One review of Lapvona went viral a few weeks ago (in #bookstagram networks, anyway), describing it as “[a] new novel of medieval brutality [that] aims for the Marquis de Sade but ends up closer to Shrek“. That’s a spectacular roast, but it just made me all the more eager to read it (and all the more grateful to Penguin Books Australia for sending through a copy for review).

It’s every bit as horrifying as it sounds (and then some), with moments of insight so searing and quotable it’s like looking into the sun.

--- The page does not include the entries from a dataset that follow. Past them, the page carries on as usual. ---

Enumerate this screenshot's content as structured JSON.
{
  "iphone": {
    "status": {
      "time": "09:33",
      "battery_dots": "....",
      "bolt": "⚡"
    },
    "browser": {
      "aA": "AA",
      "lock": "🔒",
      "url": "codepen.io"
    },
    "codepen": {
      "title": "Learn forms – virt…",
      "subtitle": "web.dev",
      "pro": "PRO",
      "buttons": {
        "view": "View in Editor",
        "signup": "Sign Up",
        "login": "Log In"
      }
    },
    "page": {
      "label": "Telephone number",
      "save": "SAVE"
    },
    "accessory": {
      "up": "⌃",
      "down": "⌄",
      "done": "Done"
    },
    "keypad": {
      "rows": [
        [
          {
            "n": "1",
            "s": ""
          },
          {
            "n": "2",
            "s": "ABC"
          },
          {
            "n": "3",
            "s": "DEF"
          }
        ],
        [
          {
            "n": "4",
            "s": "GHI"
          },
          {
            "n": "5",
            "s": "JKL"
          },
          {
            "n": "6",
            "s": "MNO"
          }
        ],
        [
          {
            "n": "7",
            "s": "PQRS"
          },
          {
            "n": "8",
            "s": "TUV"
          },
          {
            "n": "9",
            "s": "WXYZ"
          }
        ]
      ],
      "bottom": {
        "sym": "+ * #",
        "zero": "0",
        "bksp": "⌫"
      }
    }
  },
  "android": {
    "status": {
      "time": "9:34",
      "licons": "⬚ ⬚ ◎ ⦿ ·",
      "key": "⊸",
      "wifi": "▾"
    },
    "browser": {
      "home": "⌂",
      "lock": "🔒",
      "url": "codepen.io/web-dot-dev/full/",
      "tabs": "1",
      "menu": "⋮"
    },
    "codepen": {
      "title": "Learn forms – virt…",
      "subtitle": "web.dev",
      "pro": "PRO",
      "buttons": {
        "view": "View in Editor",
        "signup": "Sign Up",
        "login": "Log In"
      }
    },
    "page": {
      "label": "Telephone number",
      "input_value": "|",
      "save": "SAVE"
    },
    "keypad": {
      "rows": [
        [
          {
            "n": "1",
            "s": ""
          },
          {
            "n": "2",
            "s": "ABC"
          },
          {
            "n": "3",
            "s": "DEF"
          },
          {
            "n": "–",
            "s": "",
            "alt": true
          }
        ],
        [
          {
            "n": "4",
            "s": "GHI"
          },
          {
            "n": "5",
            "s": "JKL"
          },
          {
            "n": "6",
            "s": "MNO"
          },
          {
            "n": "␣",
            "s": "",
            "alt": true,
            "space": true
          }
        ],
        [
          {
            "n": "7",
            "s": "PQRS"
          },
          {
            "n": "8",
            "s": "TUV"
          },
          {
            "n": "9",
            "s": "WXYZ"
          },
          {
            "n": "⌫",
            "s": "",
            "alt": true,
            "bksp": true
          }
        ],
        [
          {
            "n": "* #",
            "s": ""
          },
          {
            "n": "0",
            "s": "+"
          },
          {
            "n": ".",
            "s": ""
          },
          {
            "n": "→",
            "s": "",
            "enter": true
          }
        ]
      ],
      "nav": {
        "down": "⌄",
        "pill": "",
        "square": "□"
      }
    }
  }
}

Marek guessed that Villiam could use his wealth to influence God’s will. That was the way things worked, Marek thought. If you didn’t have money, you had to be good.

Lapvona (page 53)

A comprehensive trigger warning would be longer than your arm, but of particular note: animal cruelty (there was one specific incident with a dog that made me put the book down and cuddle my own), abuses of power, sadism, self-harm, cannibalism…

Lapvona is masterful and revolting. I’m glad to have read it, and glad that it’s over. I’d imagine that’s exactly what Moshfegh was going for.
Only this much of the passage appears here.